L'histoire :
Samedi 4 mai 1946. Voici maintenant 6 ans qu'il est décédé et repose là, six pieds sous terre. Après avoir fleuri la tombe de son ami, Victor se grille une cigarette. Il repense à Chris qui aimait tant vivre et être l'objet de tous les regards. Pourquoi ce jour de mai 1940 devait-il être son dernier ? Lorsqu'ils se retrouvèrent tous, eux et leurs-compagnons d'infanterie, après que le pays ait capitulé devant l'ennemi nazi, le goût de la défaite était encore amer dans la bouche de Chris. C'est sûr, ils avaient été trahis ! Les canons avaient été sabotés, les fusils aussi. Il aurait fallu aller jusqu'à se battre à mains nues pour leur faire rendre raison à ces salauds ! (…) En quittant le cimetière, Victor croise Esther sur son chemin. Le jeune homme la pensait morte, elle aussi. C'était sa fiancée avant la guerre. Hier encore, il ne pensait plus la revoir. Apprenant la nouvelle de la mort de Chris, Esther demande à ce que Victor lui raconte toute l'histoire. S'arrêtant à nouveau devant sa tombe, Victor commence à parler, avec beaucoup de difficulté. Le traumatisme est encore profond et le secret pesant...

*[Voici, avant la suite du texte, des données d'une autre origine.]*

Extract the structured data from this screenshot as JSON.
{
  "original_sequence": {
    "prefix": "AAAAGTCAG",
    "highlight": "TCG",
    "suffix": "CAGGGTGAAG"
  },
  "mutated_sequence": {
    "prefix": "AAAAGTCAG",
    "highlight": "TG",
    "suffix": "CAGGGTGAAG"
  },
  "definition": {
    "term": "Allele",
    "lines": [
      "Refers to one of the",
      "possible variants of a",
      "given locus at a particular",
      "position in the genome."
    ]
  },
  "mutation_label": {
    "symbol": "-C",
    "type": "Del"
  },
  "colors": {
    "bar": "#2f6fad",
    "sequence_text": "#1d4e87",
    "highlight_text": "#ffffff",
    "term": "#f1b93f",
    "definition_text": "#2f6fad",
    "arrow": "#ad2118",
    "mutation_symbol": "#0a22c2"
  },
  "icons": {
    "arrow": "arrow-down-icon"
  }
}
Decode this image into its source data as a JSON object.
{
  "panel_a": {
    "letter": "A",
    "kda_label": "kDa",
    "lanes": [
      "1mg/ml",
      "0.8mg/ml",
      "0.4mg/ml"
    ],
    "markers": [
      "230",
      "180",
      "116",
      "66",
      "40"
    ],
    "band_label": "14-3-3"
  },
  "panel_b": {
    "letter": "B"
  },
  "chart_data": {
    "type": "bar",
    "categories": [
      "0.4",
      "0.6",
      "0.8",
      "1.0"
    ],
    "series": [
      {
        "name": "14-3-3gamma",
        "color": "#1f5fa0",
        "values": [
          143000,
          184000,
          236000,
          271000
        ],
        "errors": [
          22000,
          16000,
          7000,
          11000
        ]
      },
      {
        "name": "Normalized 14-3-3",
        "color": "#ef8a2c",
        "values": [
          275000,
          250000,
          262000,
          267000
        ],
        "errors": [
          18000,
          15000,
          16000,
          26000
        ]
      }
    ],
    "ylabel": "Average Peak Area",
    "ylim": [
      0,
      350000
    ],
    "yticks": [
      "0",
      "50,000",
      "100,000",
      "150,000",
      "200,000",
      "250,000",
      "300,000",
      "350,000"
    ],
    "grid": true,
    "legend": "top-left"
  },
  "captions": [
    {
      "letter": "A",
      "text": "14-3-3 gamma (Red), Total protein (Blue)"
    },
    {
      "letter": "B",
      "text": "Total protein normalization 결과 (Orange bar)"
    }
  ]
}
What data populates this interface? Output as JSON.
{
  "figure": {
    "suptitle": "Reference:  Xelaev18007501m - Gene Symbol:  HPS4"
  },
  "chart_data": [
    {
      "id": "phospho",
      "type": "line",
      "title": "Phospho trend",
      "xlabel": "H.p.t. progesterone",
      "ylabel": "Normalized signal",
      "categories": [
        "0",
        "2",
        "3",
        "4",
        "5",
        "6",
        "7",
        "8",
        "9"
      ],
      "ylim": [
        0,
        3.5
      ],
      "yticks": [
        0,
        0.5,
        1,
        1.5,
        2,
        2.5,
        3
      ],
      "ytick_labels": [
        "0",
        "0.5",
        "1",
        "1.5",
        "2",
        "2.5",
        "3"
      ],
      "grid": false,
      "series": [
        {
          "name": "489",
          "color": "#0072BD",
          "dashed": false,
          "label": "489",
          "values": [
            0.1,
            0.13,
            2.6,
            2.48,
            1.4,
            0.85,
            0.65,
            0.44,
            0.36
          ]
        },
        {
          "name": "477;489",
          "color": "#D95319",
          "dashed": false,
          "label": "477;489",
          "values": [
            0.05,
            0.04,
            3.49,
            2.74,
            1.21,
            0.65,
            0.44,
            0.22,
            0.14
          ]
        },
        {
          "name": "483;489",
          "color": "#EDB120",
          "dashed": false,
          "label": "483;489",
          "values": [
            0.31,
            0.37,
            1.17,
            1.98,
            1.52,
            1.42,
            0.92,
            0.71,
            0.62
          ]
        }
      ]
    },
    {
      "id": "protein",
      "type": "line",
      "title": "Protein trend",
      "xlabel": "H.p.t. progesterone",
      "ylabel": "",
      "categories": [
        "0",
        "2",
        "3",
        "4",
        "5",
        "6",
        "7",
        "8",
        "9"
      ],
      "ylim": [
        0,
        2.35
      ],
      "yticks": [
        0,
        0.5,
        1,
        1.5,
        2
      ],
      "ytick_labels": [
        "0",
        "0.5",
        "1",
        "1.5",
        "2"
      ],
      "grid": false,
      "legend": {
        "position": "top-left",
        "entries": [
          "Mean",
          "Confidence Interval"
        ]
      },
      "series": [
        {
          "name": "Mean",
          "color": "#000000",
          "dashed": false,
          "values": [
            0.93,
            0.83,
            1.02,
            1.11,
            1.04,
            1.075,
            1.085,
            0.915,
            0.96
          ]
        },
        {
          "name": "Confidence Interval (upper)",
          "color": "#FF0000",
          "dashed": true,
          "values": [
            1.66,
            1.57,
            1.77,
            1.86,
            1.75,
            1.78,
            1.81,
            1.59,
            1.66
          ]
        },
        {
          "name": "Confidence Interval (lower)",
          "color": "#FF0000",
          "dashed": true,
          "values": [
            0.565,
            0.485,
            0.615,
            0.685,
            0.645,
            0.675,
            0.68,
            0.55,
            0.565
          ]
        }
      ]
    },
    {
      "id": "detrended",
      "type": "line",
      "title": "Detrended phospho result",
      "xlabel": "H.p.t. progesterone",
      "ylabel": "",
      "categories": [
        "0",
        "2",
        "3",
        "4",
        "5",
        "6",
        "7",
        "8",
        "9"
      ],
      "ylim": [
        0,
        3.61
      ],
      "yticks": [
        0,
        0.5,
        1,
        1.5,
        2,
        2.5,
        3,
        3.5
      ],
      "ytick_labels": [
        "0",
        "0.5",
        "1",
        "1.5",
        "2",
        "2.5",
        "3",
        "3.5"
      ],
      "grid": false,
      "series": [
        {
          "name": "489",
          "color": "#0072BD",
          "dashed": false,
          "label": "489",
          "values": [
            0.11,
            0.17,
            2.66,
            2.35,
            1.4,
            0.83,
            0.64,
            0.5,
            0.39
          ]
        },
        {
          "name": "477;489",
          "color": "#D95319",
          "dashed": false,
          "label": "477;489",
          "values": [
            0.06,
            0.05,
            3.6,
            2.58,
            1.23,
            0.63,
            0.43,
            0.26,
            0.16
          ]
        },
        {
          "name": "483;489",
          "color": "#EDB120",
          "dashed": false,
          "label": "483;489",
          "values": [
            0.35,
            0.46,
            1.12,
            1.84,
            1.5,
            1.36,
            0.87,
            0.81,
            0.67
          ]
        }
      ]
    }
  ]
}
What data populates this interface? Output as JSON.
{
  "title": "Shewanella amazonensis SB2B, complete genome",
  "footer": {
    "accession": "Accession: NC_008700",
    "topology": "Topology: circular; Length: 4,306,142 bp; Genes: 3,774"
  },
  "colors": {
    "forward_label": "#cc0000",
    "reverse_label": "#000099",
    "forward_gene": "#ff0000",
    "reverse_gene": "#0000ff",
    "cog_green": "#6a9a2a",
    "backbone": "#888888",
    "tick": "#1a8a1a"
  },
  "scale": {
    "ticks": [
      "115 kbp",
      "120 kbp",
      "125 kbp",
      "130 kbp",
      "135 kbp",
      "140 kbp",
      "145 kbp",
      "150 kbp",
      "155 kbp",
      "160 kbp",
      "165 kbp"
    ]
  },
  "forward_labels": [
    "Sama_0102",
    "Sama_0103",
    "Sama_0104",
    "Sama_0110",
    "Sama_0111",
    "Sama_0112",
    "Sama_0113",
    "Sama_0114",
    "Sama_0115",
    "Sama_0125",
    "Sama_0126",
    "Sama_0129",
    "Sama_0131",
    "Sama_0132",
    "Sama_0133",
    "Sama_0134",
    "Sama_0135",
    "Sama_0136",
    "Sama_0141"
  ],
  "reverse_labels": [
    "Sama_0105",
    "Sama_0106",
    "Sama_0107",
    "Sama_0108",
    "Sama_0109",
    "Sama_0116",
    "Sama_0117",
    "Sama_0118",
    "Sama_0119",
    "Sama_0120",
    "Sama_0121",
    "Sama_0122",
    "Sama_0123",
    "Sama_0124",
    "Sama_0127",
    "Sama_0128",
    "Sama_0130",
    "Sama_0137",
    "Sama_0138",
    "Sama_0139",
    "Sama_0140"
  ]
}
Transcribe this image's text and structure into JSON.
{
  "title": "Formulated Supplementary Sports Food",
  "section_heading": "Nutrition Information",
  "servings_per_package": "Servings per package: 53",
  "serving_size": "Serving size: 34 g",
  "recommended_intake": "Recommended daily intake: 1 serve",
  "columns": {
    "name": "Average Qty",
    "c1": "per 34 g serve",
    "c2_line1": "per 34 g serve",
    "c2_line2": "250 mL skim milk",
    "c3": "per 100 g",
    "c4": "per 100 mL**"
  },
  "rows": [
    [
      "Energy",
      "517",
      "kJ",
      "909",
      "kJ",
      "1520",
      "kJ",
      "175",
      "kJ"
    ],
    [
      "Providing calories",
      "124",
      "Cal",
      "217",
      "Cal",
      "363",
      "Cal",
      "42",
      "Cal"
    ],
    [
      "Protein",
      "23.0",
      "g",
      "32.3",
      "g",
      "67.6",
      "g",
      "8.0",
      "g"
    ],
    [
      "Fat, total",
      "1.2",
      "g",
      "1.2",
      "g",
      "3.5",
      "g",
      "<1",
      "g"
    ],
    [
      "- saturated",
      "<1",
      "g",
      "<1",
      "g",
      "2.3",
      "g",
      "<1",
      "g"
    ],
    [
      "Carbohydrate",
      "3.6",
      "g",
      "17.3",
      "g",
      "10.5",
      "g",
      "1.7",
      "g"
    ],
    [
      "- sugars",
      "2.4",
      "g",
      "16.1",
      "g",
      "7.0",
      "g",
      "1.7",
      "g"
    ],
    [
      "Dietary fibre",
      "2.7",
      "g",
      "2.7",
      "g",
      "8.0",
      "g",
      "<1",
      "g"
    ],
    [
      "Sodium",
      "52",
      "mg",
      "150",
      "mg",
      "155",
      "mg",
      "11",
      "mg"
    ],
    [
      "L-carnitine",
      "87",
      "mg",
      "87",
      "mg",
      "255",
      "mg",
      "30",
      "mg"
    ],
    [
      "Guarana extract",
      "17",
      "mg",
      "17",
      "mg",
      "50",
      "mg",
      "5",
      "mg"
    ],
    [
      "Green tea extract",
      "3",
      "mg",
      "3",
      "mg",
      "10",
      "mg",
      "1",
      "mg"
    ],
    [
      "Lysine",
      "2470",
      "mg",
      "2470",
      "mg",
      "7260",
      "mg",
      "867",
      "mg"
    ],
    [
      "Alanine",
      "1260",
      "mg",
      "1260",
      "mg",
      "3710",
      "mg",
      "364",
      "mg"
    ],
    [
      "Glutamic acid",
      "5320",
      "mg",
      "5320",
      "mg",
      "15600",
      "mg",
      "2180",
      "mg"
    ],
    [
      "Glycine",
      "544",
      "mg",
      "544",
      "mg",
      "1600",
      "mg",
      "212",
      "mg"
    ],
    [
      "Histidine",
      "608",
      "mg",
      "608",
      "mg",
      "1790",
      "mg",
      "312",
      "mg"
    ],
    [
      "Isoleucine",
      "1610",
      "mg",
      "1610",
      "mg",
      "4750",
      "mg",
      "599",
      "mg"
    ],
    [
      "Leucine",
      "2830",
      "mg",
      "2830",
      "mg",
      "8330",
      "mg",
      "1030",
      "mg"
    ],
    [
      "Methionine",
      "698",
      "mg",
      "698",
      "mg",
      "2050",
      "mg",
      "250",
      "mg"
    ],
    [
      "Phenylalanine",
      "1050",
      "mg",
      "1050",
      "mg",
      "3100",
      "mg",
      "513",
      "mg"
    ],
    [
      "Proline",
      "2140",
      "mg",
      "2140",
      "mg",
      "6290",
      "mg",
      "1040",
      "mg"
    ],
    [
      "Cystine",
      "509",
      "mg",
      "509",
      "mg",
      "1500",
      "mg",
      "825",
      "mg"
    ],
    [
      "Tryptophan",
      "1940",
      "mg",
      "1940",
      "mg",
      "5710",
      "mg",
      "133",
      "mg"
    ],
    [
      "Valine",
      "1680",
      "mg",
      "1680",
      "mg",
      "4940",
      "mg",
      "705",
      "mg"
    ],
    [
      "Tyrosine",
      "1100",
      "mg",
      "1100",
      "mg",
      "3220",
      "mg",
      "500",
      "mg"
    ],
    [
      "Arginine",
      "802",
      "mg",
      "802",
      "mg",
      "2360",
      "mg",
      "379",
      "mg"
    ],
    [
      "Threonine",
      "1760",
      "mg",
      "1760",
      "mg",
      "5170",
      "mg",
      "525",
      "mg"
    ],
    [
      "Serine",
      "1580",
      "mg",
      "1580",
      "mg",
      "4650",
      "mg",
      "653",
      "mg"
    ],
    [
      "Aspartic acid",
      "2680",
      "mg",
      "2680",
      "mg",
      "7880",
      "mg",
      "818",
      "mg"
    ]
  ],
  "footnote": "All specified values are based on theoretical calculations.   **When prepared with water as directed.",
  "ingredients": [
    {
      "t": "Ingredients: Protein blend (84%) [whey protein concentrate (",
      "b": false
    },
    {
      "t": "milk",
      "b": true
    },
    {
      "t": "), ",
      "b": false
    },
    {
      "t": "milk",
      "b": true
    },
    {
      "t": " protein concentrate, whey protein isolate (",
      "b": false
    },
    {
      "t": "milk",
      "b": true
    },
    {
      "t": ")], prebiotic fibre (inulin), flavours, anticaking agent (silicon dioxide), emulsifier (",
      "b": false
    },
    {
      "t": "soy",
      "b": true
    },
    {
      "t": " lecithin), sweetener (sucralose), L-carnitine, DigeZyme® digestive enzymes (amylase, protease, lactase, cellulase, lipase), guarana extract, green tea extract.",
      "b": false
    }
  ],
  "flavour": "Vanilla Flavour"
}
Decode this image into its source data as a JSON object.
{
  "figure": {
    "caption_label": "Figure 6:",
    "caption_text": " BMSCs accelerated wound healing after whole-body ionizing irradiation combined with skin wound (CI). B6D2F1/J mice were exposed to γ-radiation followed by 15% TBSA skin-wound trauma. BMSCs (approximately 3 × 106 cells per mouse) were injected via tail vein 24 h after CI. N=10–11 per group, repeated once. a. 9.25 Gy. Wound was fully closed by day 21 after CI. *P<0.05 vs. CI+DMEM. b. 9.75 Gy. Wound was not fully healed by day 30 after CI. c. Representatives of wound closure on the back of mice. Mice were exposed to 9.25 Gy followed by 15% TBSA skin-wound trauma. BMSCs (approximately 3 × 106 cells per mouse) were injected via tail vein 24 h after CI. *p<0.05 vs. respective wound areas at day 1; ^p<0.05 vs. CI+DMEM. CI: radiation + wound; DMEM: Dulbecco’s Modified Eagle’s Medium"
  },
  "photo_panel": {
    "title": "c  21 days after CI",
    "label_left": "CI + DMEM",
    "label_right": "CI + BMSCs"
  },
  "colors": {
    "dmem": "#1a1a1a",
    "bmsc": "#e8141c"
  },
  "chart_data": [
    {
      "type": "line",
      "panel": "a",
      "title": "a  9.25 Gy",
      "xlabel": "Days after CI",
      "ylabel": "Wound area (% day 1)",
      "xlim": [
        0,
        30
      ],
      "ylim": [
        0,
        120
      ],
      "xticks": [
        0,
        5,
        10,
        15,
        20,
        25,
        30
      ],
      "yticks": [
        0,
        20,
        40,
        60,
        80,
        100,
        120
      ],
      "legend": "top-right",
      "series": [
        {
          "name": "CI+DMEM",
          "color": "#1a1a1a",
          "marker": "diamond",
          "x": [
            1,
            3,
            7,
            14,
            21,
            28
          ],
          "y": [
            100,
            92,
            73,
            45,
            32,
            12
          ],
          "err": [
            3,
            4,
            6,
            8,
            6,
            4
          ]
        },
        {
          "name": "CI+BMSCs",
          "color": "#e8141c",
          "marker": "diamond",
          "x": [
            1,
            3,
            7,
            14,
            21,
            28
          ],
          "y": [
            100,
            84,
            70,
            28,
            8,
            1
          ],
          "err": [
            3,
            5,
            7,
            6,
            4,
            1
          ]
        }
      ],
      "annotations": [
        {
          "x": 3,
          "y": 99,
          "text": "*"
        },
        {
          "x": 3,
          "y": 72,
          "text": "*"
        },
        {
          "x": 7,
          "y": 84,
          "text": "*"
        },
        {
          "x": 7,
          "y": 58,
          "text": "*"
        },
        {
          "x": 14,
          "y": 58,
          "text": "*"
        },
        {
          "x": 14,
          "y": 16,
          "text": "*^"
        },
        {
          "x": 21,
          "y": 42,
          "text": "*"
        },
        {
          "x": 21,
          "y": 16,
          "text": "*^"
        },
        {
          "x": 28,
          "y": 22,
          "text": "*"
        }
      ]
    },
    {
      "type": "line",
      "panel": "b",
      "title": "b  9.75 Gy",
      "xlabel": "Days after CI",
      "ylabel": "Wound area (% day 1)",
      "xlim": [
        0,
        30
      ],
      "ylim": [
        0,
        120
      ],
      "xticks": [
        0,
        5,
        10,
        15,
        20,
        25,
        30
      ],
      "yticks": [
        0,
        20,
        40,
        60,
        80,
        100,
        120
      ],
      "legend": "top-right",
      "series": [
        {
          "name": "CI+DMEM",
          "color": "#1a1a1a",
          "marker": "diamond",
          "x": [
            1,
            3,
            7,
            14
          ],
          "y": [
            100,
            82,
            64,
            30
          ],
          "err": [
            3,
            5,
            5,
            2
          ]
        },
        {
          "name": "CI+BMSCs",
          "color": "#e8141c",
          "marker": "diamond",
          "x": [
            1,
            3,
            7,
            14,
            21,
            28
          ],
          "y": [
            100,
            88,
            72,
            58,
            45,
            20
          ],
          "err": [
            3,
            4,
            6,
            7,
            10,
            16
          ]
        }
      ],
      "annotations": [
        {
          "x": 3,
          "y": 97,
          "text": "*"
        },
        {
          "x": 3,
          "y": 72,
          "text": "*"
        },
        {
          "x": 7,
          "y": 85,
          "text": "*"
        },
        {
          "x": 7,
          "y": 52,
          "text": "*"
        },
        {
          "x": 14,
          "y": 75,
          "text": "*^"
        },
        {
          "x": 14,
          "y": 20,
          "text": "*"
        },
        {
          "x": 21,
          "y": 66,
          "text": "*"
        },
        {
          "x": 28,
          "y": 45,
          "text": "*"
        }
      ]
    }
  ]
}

Ce qu'on en pense sur la planète BD :
Lorsque le lecteur referme cette première partie de diptyque annoncé, il découvre un dossier mettant en lumière tout le travail documentaire accompli par l'auteur. Basé sur des faits réels, Erik de Graaf signe en effet un ouvrage « témoignage » sur l'entrée en guerre des Pays-Bas contre l'Allemagne nazie en 1940, ou plutôt sur leur amère défaite, rapide car trop inégale. Imaginant les regrets qu'un jeune soldat peut avoir au sortir de cette guerre, il décrit comment lui et ses ami(e)s ont vécu la menace d'une invasion, la mobilisation, l'effroi de la capitulation, puis les prémices d'une résistance (que l'on appréhenda sans doute plus avant dans la seconde partie). Le personnage de l'ex-fiancée juge très sévèrement l'attitude de ces jeunes hommes qui, à l'arrière des lignes de front, n'ont rien pu faire contre les « boches », ont lutté avec leurs très faibles moyens (parfois sabotés ?), puis ont fui et/ou se sont cachés. La perte de l’insouciance naturelle et populaire d'avant-guerre, la perte d'ami(e)s mort(e)s ou méconnaissables après l'épreuve, la perte d'une illusion collective nationale et la perte – peut-être plus dramatique encore – des espoirs personnels de chacun, abandonné à soi-même. Point de héros dans cette grande Histoire, mais une thématique redondante et des victimes, encore des victimes... dont le lecteur fait au final partie ? Confus jusque dans son trait figurant des personnages que l'on peine souvent à différencier, l'intrigue ne décolle pas. L'atmosphère est certes réussie mais, trop lourde et pesante, trop lente surtout, elle pèche par une monotonie de ton et d'expressions. Bref, la véracité des faits n'est parfois pas suffisante pour faire une bonne fiction. Le revirement de l'attitude passive de Victor en toute fin est-il signe d'espoir ? Cette premlière partie avait initialement été éditée par la Pastèque en mars 2014. Elle est aujourd'hui recomposée par les éditions Dupuis, de conserve avec la seconde partie baptisée Cicatrices.